Natural born painter

Photo de Stéphane Louis pour Poly

Rencontre avec Markus Lüpertz au ZKM de Karlsruhe, pour qui, « sans peinture, le monde est uniquement consommé et pas perçu ». Une assertion cinglante illustrant la Weltanschauung* d’un des monstres sacrés de l’Art européen.

Vous dites souvent qu’on naît peintre. Est-il impossible de le devenir ?

Aujourd’hui, prévaut une définition de l’art élargie : il est donc possible de planifier de devenir plasticien, mais le vrai artiste vient de Dieu. Il possède en lui un dysfonctionnement, une maladie, une vocation – peu importe le mot que vous choisissez – comme le Dalaï-Lama.

Avez-vous rencontré beaucoup de natural born artists à la Kunstakademie de Düsseldorf que vous avez dirigée de 1988 à 2009 ?

Très peu. Ma tâche, et celle de mes collègues, était de créer une atmosphère et de proposer une offre aux étudiants.

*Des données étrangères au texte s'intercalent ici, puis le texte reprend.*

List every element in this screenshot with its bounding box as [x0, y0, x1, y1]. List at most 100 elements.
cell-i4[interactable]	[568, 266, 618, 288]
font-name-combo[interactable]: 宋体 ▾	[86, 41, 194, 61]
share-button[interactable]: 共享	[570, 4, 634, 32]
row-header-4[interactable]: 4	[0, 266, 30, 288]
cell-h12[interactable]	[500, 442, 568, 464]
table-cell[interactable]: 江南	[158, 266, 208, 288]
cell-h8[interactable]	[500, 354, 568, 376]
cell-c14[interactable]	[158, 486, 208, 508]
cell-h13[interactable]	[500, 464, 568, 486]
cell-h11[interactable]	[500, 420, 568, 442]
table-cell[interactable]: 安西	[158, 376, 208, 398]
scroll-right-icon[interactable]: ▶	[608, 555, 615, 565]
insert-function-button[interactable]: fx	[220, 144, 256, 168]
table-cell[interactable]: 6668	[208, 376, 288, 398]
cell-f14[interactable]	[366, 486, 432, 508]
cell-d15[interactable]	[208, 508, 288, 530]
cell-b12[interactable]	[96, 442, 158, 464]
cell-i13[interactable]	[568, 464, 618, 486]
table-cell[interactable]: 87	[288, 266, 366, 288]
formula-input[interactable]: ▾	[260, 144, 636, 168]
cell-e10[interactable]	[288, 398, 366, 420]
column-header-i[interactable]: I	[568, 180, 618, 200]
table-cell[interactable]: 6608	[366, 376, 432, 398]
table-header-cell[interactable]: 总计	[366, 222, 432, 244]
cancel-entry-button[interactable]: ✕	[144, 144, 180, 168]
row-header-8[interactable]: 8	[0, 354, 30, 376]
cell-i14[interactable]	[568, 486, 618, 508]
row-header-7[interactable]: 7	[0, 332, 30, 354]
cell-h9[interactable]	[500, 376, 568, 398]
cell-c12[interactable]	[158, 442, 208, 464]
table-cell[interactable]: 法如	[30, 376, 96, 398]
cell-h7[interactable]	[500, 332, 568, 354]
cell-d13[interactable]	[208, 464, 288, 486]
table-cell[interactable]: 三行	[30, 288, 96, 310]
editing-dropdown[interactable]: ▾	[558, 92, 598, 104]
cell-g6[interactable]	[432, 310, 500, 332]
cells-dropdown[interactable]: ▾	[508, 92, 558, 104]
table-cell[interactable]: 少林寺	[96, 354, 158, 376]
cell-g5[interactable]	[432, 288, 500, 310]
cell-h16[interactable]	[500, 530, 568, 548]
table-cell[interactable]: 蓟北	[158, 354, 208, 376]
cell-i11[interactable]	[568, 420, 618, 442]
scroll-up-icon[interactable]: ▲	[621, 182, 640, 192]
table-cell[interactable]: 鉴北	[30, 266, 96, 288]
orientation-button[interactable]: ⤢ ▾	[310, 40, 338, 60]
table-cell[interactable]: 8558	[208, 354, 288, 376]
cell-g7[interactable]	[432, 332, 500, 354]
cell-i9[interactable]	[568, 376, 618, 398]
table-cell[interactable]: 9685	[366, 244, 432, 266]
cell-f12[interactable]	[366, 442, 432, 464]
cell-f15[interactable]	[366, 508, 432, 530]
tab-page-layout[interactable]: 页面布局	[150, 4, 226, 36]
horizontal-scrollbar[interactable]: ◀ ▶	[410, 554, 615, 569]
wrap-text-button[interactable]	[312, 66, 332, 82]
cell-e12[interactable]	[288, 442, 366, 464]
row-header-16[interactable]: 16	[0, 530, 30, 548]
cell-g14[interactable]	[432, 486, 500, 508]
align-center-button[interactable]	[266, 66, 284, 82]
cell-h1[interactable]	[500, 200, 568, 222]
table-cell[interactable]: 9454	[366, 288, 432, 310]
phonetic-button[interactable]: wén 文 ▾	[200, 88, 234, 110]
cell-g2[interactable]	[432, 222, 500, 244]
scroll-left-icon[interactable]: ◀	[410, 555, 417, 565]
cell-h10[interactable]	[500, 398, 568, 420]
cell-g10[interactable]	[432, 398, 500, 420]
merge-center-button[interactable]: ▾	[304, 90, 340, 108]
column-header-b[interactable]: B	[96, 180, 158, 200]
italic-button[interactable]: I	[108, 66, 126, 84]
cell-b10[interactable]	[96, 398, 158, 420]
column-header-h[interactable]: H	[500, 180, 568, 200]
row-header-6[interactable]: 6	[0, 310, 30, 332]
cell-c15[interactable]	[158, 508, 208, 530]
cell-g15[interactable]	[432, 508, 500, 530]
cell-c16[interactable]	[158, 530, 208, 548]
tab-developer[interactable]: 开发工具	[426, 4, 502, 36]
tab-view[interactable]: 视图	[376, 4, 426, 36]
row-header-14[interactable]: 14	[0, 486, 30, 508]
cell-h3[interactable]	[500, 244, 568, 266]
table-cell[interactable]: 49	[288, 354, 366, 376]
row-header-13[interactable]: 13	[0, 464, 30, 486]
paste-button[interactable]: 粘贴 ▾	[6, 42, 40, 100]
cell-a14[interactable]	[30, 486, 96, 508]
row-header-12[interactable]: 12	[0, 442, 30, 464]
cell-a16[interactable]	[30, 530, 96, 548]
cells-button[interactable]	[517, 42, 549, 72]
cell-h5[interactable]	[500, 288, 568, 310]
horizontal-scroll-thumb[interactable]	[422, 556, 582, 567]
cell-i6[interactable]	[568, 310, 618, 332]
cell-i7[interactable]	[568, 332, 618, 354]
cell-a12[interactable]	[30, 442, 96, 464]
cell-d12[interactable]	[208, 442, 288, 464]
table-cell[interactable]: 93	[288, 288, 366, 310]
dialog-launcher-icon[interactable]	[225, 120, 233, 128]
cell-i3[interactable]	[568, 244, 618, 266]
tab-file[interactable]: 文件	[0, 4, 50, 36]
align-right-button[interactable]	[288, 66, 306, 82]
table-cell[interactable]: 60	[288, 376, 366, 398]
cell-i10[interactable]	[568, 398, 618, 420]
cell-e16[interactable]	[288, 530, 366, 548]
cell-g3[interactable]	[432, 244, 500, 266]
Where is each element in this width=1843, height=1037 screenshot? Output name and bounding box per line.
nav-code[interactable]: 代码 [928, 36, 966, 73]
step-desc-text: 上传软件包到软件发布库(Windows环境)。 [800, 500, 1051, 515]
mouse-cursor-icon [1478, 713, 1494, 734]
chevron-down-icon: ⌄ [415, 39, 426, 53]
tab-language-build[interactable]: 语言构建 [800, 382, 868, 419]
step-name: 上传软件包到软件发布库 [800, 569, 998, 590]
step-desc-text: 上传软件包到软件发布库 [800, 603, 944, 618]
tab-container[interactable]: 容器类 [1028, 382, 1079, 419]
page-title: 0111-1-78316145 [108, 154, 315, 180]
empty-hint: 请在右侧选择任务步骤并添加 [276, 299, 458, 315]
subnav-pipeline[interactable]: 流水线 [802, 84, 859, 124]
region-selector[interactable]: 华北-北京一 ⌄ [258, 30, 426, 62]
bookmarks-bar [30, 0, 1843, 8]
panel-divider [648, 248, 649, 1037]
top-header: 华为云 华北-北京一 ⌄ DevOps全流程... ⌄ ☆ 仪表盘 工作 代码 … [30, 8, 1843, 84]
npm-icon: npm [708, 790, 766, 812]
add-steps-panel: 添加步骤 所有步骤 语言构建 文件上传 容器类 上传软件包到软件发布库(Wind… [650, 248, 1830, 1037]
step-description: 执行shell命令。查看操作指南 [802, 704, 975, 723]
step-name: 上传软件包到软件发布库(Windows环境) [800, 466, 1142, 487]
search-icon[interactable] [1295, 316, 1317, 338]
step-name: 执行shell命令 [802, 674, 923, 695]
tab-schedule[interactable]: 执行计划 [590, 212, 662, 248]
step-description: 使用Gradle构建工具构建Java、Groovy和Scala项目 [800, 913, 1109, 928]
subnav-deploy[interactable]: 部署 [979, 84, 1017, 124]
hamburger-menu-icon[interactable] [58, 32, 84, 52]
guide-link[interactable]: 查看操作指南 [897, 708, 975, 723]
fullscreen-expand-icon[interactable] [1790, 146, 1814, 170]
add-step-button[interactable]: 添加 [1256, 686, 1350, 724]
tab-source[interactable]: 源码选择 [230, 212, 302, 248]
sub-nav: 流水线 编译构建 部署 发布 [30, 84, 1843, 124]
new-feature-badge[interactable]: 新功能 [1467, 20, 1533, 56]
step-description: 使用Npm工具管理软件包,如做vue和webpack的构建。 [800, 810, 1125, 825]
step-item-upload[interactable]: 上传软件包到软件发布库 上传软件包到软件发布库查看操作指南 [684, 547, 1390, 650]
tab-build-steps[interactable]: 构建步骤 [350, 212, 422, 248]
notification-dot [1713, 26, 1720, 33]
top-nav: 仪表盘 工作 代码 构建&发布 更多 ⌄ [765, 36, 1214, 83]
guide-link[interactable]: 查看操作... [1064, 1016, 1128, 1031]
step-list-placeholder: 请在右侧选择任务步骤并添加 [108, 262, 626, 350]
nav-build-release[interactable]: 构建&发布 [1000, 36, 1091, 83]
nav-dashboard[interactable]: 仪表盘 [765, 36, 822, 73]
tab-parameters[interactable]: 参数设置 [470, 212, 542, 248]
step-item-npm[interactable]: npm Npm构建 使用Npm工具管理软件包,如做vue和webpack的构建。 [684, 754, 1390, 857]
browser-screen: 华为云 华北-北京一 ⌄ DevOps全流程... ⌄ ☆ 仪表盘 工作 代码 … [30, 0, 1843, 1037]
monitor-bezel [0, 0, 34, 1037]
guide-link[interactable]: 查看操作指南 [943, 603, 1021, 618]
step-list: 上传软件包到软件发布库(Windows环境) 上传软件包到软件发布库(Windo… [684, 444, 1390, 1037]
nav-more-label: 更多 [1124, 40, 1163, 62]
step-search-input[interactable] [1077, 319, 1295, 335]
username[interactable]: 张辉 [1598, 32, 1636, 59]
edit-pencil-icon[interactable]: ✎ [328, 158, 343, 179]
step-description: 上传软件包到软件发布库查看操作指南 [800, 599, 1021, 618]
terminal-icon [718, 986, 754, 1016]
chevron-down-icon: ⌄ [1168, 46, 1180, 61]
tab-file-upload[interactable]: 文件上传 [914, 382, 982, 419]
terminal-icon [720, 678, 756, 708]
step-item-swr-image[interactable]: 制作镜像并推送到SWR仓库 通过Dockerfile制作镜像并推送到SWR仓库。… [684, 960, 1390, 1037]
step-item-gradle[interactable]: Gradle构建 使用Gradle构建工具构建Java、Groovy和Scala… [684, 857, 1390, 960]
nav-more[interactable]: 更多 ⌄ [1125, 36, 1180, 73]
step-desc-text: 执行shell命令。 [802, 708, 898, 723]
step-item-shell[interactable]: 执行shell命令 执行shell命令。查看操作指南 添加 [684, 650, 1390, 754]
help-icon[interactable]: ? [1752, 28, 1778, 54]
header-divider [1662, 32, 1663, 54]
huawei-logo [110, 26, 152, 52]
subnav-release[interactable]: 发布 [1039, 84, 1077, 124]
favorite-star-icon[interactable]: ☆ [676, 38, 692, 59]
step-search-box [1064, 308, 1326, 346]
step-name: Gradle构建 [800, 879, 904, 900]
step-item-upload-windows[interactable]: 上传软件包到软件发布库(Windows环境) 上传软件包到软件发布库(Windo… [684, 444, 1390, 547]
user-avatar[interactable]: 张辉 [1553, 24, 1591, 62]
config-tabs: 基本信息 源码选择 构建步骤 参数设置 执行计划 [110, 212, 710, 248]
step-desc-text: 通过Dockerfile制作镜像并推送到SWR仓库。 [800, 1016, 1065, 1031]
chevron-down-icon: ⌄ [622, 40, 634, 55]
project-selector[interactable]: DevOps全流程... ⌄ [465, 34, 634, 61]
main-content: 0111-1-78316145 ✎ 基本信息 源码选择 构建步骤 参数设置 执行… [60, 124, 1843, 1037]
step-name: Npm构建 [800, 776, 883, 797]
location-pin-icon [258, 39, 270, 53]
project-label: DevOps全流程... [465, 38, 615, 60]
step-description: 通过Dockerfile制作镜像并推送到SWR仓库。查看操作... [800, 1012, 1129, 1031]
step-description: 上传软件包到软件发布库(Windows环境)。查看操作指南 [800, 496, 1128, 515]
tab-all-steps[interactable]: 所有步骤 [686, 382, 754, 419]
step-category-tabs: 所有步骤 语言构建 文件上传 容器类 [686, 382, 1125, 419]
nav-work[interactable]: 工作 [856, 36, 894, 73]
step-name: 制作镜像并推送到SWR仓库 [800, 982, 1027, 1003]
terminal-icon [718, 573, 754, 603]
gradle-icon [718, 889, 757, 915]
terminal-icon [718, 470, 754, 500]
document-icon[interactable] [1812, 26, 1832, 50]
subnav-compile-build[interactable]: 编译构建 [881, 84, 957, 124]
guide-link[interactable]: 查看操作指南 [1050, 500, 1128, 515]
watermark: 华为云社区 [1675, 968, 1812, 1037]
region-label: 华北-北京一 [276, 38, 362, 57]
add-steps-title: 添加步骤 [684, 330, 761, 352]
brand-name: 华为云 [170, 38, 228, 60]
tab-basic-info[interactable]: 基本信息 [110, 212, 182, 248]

Dans quelle mesure chacun s’y sent bien, la rejette ou l’approuve, c’est son problème.

Quel est votre rapport avec les expressionnistes allemands, Max Beckmann et les autres ?

C’est une bonne question, mais enlevez Beckmann de l’expressionisme. Je pense que l’expressionisme fut un art de vivre lié à une époque bien définie. Les Français nous ont qualifiés de manière poétique de Nouveaux Fauves : Baselitz, Immendorff, Kiefer, Lüpertz… L’appellation était juste car elle se réfère à notre peinture. Nous avons juste repris l’agressivité de l’expressionisme pour trouver une réponse aux questions posées par notre époque.

Vous avez vécu mille et une existences – engagé dans la Légion étrangère française, mineur de fond…  – au cours d’une vie aventureuse. Ces expériences ont-elles façonné votre art ?

C’est la question de l’œuf et de la poule. Je suis le produit de ma vie. Après une formation à la Légion, j’aurais dû être envoyé en Algérie, mais j’ai déserté. La peinture m’a sauvé. Si je n’avais pas été peintre, j’y serais peut-être allé.

À vos débuts, vous avez affirmé que Beuys avait mené la peinture à son point final : la négation de l’art. Comment avez-vous réussi à peindre après lui ?

Beuys n’est pas un peintre, mais a opéré un élargissement du champ de l’art. À la base, il en avait une idée tout à fait traditionnelle, dessinait merveilleusement bien, faisait de magnifiques sculptures… et a échoué. Il ne voyait pas d’avenir dans la sculpture conventionnelle. Alors il a élargi le métier avec son esthétique. Son succès nous a ouvert des portes au niveau international. Après Beuys, nous pouvions à nouveau peindre en Allemagne. Nous n’étions plus les successeurs des nazis, mais ceux d’une nouvelle conscience de l’art, d’une nouvelle esthétique. Cela nous a sauvé les fesses !

« Dans les années 1950-1960 il n’y avait rien d’autre que la peinture et la sculpture. Ensuite, on a ouvert la boîte de Pandore et les miasmes sont entrés dans les musées », affirmez-vous. Les “miasmes” ont-ils triomphé ?

On ne peut pas abolir la peinture. Elle est d’essence divine et le divin ne peut mourir… mais il peut être oublié. Nous avons un niveau d’éducation en Allemagne qui ne permet plus de percevoir la peinture en tant que peinture. Avec la photo, l’installation, le cinéma, le mouvement, le clignotement de la lumière et des signaux ou encore la performance, la perception de l’art est dirigée vers autre chose, car il est plus facile de consommer quelque chose qui bouge !

Photo de Stéphane Louis pour Poly

Que pouvez-vous dire des casques de la Wehrmacht que vous avez représenté frontalement et qui vous ont rendu célèbres à la fin des années 1960 ? Dérangent-ils encore, comme les salut nazis d’Anselm Kiefer ?

Je me souviens que nous étions assis avec Anselm [Kiefer] et Georg [Baselitz] à la gare. Je peignais à l’époque ces immenses tableaux en noir, rouge et or avec les casques. Anselm m’a terriblement engueulé, m’accusant d’être un peintre national-socialiste, me disant qu’on ne pouvait pas faire cela ! Je lui ai répondu, en substance : « Tu ne comprends pas, mais si tu veux devenir un peintre connu, deviens politique. » Peu après, il est devenu politique. Pas moi. Je ne l’ai jamais été, car j’ai peint un casque en tant que phénomène formel, qu’objet, et l’objet raconte son histoire, sans moi. Je ne suis pas responsable de la perception d’une tête de mort. La tasse ou la pomme chez Cézanne, racontent des histoires, mais Cézanne n’a pas inventé la pomme. J’ai été fasciné par la forme du casque, mais c’est à lui de raconter son histoire.